16 minutes de lecture
Depuis plus d’un an et demi, les populations du monde entier se battent contre la pandémie dû à la Covid-19. Ce virus nous a obligé à se mettre en suspend pendant le premier trimestre de l’année 2020, et à continuer d’avancer prudemment. Depuis le début de l’année 2021, la campagne de vaccination sonne comme une note d’espoir pour les populations de reprendre un rythme de vie « normal ».
Malgré tout, les gouvernements européens restent méfiants. Pour mettre fin à la propagation du virus dans le monde, les politiciens ont décidé de mettre en place un pass sanitaire.
Le 21 décembre 2020, cette idée a été déposée comme projet à l’Assemblée nationale.
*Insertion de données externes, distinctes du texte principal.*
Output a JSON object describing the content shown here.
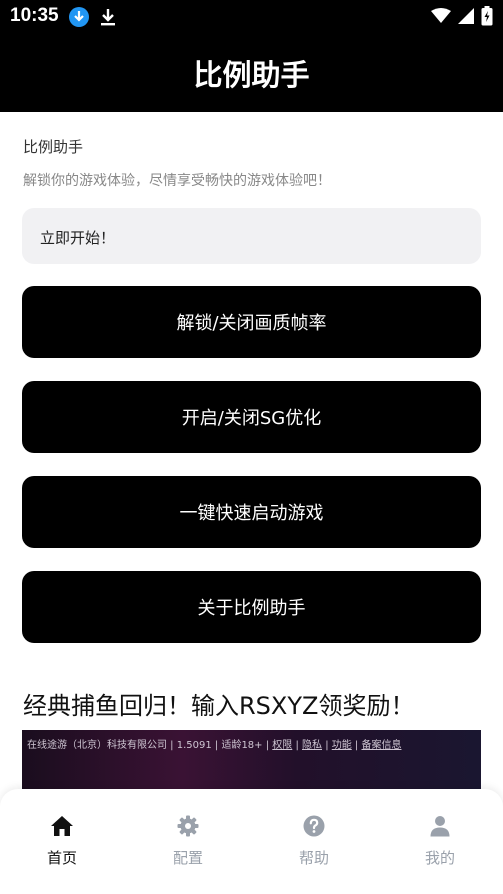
{
  "status_bar": {
    "time": "10:35"
  },
  "app": {
    "title": "比例助手"
  },
  "intro": {
    "title": "比例助手",
    "description": "解锁你的游戏体验，尽情享受畅快的游戏体验吧！"
  },
  "start_field": {
    "text": "立即开始！"
  },
  "buttons": [
    {
      "label": "解锁/关闭画质帧率"
    },
    {
      "label": "开启/关闭SG优化"
    },
    {
      "label": "一键快速启动游戏"
    },
    {
      "label": "关于比例助手"
    }
  ],
  "promo": {
    "text": "经典捕鱼回归！输入RSXYZ领奖励！"
  },
  "banner": {
    "company": "在线途游（北京）科技有限公司 | 1.5091 | 适龄18+ | ",
    "link_permissions": "权限",
    "sep1": " | ",
    "link_privacy": "隐私",
    "sep2": " | ",
    "link_features": "功能",
    "sep3": " | ",
    "link_filing": "备案信息"
  },
  "bottom_nav": [
    {
      "label": "首页",
      "icon": "home-icon",
      "active": true
    },
    {
      "label": "配置",
      "icon": "gear-icon",
      "active": false
    },
    {
      "label": "帮助",
      "icon": "help-icon",
      "active": false
    },
    {
      "label": "我的",
      "icon": "person-icon",
      "active": false
    }
  ],
  "colors": {
    "active": "#111111",
    "inactive": "#9aa1ab",
    "button_bg": "#000000",
    "field_bg": "#f1f1f3"
  }
}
Ce projet prévoyait de « subordonner les déplacements des personnes, leur accès aux moyens de transports ou à certains lieux, ainsi que l’exercice de certaines activités à la présentation des résultats d’un test de dépistage « négatif » ou « au suivi d’un traitement préventif, y compris à l’administration d’un vaccin, ou d’un traitement curatif ».
Plusieurs projets sont nés et parmi eux, une distinction s’impose entre le projet de passeport vaccinal et celui du pass sanitaire.
Distinction entre passeport vaccinal et pass sanitaire
Avant toute chose, il est essentiel de bien préciser les contours des deux projets qui sont en préparation.
La Commission européenne travaille actuellement sur l’établissement d’un certificat qui serait déployé dans chacun des 27 états membres, pour faciliter les déplacements des voyageurs. D’un point de vue juridique, le terme de « passeport vaccinal » est controversé. En effet, juridiquement, le passeport certifie l’identité et la nationalité d’un citoyen. Il est donc nécessaire de différencier cette notion à la notion de carnet de vaccination. Le passeport vaccinal doit servir d’attestation de vaccination contre la Covid-19 et permettre d’accéder à certains lieux publics et surtout, de voyager s’il est reconnu à l’international. La mise en place du passeport vaccinal, contestée, n’est cependant pas encore actée.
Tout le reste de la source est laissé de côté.